На завалинке у Романа Сахарова вечерами стало теперь еще многолюднее. Мужики с затаенным вниманием слушали рассказы Орлика о том, где он побывал, что поделывал и чего видел. Иван Верста с любопытством спрашивал:
— Ну, а как, Орлик, довелось тебе увидеть, в чем ходит счастье, или нет?
— Как же, довелось, — отвечал Орлик, улыбаясь. — Счастье, дядя Ваня, одевается богато, ест, пьет вдоволь, чего только душе угодно.
— Вон как! А пымать ты его не пробовал? — громко восклицал Иван и лез в карман за табакеркой.
— Пробовал, а то как же.
— Не обратал?
— Лягается, — шутил Орлик. — Одному трудно, а если взяться всем, то зануздать можно крепко…

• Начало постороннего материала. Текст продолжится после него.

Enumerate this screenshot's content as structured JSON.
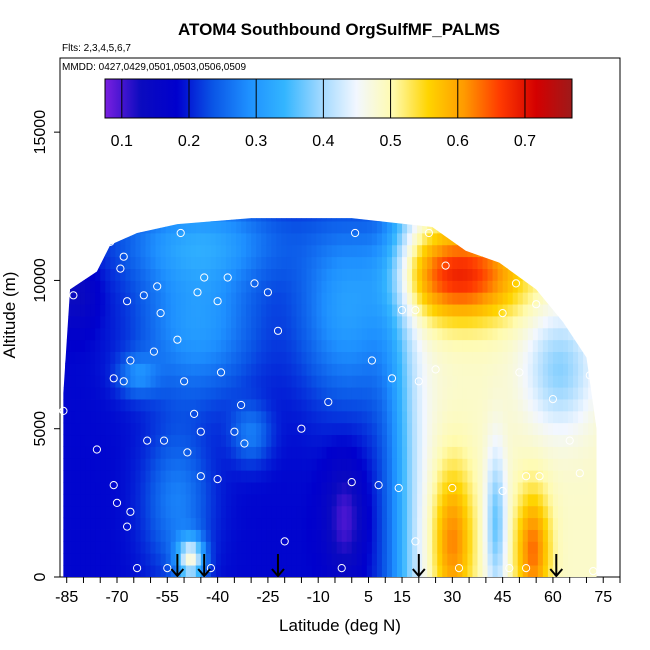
{
  "chart_data": {
    "type": "heatmap",
    "title": "ATOM4 Southbound OrgSulfMF_PALMS",
    "subtitle_flights": "Flts: 2,3,4,5,6,7",
    "subtitle_dates": "MMDD: 0427,0429,0501,0503,0506,0509",
    "xlabel": "Latitude (deg N)",
    "ylabel": "Altitude (m)",
    "xlim": [
      -87,
      80
    ],
    "ylim": [
      0,
      17500
    ],
    "x_ticks": [
      "-85",
      "-70",
      "-55",
      "-40",
      "-25",
      "-10",
      "5",
      "15",
      "30",
      "45",
      "60",
      "75"
    ],
    "y_ticks": [
      "0",
      "5000",
      "10000",
      "15000"
    ],
    "colorbar": {
      "range": [
        0.075,
        0.77
      ],
      "tick_labels": [
        "0.1",
        "0.2",
        "0.3",
        "0.4",
        "0.5",
        "0.6",
        "0.7"
      ],
      "tick_values": [
        0.1,
        0.2,
        0.3,
        0.4,
        0.5,
        0.6,
        0.7
      ],
      "colors": [
        "#7a1fe0",
        "#0b0bbf",
        "#0000cd",
        "#0a55e6",
        "#1e90ff",
        "#33b5ff",
        "#9fd8ff",
        "#f2f7ff",
        "#fffbb0",
        "#ffd400",
        "#ff9a00",
        "#ff3a00",
        "#d40000",
        "#9e1a1a"
      ]
    },
    "arrow_latitudes": [
      -52,
      -44,
      -22,
      20,
      61
    ],
    "sample_points": [
      [
        -86,
        5600
      ],
      [
        -83,
        9500
      ],
      [
        -76,
        4300
      ],
      [
        -72,
        11300
      ],
      [
        -71,
        6700
      ],
      [
        -71,
        3100
      ],
      [
        -70,
        2500
      ],
      [
        -69,
        10400
      ],
      [
        -68,
        6600
      ],
      [
        -68,
        10800
      ],
      [
        -67,
        9300
      ],
      [
        -67,
        1700
      ],
      [
        -66,
        2200
      ],
      [
        -66,
        7300
      ],
      [
        -64,
        300
      ],
      [
        -62,
        9500
      ],
      [
        -61,
        4600
      ],
      [
        -59,
        7600
      ],
      [
        -58,
        9800
      ],
      [
        -57,
        8900
      ],
      [
        -56,
        4600
      ],
      [
        -55,
        300
      ],
      [
        -52,
        8000
      ],
      [
        -51,
        11600
      ],
      [
        -50,
        6600
      ],
      [
        -49,
        4200
      ],
      [
        -47,
        5500
      ],
      [
        -46,
        9600
      ],
      [
        -45,
        4900
      ],
      [
        -45,
        3400
      ],
      [
        -44,
        10100
      ],
      [
        -42,
        300
      ],
      [
        -40,
        3300
      ],
      [
        -40,
        9300
      ],
      [
        -39,
        6900
      ],
      [
        -37,
        10100
      ],
      [
        -35,
        4900
      ],
      [
        -33,
        5800
      ],
      [
        -32,
        4500
      ],
      [
        -29,
        9900
      ],
      [
        -25,
        9600
      ],
      [
        -22,
        8300
      ],
      [
        -20,
        1200
      ],
      [
        -15,
        5000
      ],
      [
        -7,
        5900
      ],
      [
        -3,
        300
      ],
      [
        0,
        3200
      ],
      [
        1,
        11600
      ],
      [
        6,
        7300
      ],
      [
        8,
        3100
      ],
      [
        12,
        6700
      ],
      [
        14,
        3000
      ],
      [
        15,
        9000
      ],
      [
        19,
        9000
      ],
      [
        19,
        1200
      ],
      [
        20,
        6600
      ],
      [
        23,
        11600
      ],
      [
        25,
        7000
      ],
      [
        28,
        10500
      ],
      [
        30,
        3000
      ],
      [
        32,
        300
      ],
      [
        45,
        8900
      ],
      [
        45,
        2900
      ],
      [
        47,
        300
      ],
      [
        49,
        9900
      ],
      [
        50,
        6900
      ],
      [
        52,
        3400
      ],
      [
        52,
        300
      ],
      [
        55,
        9200
      ],
      [
        56,
        3400
      ],
      [
        60,
        6000
      ],
      [
        63,
        9700
      ],
      [
        65,
        4600
      ],
      [
        68,
        3500
      ],
      [
        71,
        6800
      ],
      [
        72,
        200
      ]
    ]
  }
}
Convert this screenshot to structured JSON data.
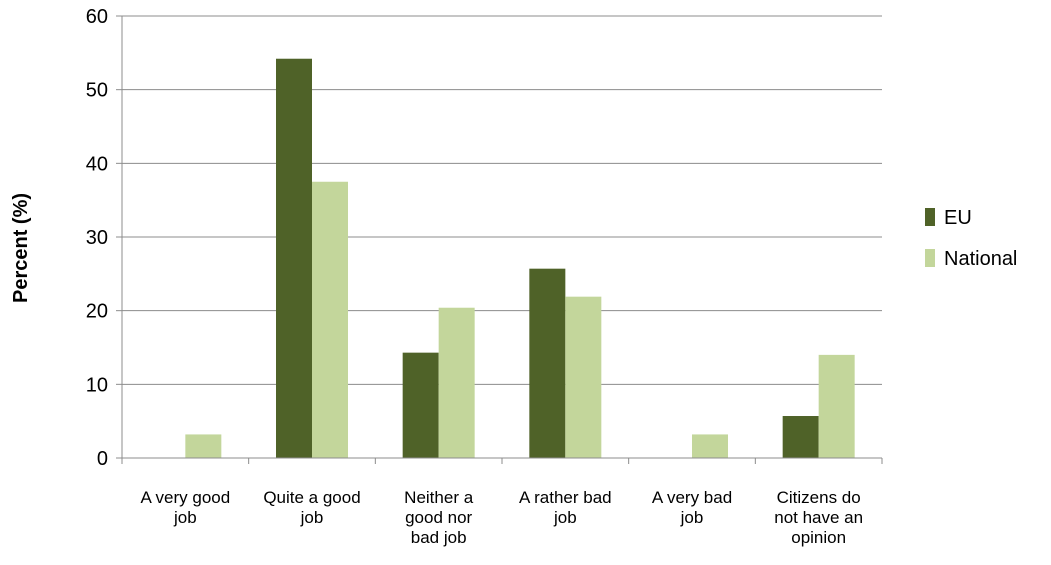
{
  "chart_data": {
    "type": "bar",
    "title": "",
    "xlabel": "",
    "ylabel": "Percent (%)",
    "ylim": [
      0,
      60
    ],
    "yticks": [
      0,
      10,
      20,
      30,
      40,
      50,
      60
    ],
    "grid": true,
    "legend_position": "right",
    "categories": [
      [
        "A very good",
        "job"
      ],
      [
        "Quite a good",
        "job"
      ],
      [
        "Neither a",
        "good nor",
        "bad job"
      ],
      [
        "A rather bad",
        "job"
      ],
      [
        "A very bad",
        "job"
      ],
      [
        "Citizens do",
        "not have an",
        "opinion"
      ]
    ],
    "series": [
      {
        "name": "EU",
        "color": "#4f6228",
        "values": [
          0,
          54.2,
          14.3,
          25.7,
          0,
          5.7
        ]
      },
      {
        "name": "National",
        "color": "#c3d69b",
        "values": [
          3.2,
          37.5,
          20.4,
          21.9,
          3.2,
          14.0
        ]
      }
    ]
  }
}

Орлик, как он рассказывал, побывал во многих, поволжских городах. Из дому ушел в Сызрань, а оттуда, по чьему-то совету, махнул на пароходе в Ярославль. Здесь впервые на его плечи легла жесткая «подушка» — стал он крючником, приобрел широкие шаровары и красный кушак, научился ходить по пристанским мостикам вразвалку, широко расставляя ноги, обутые в легкие мордовские лапти-однорядки. А когда порядком натер плечи, потянуло поближе к родным местам.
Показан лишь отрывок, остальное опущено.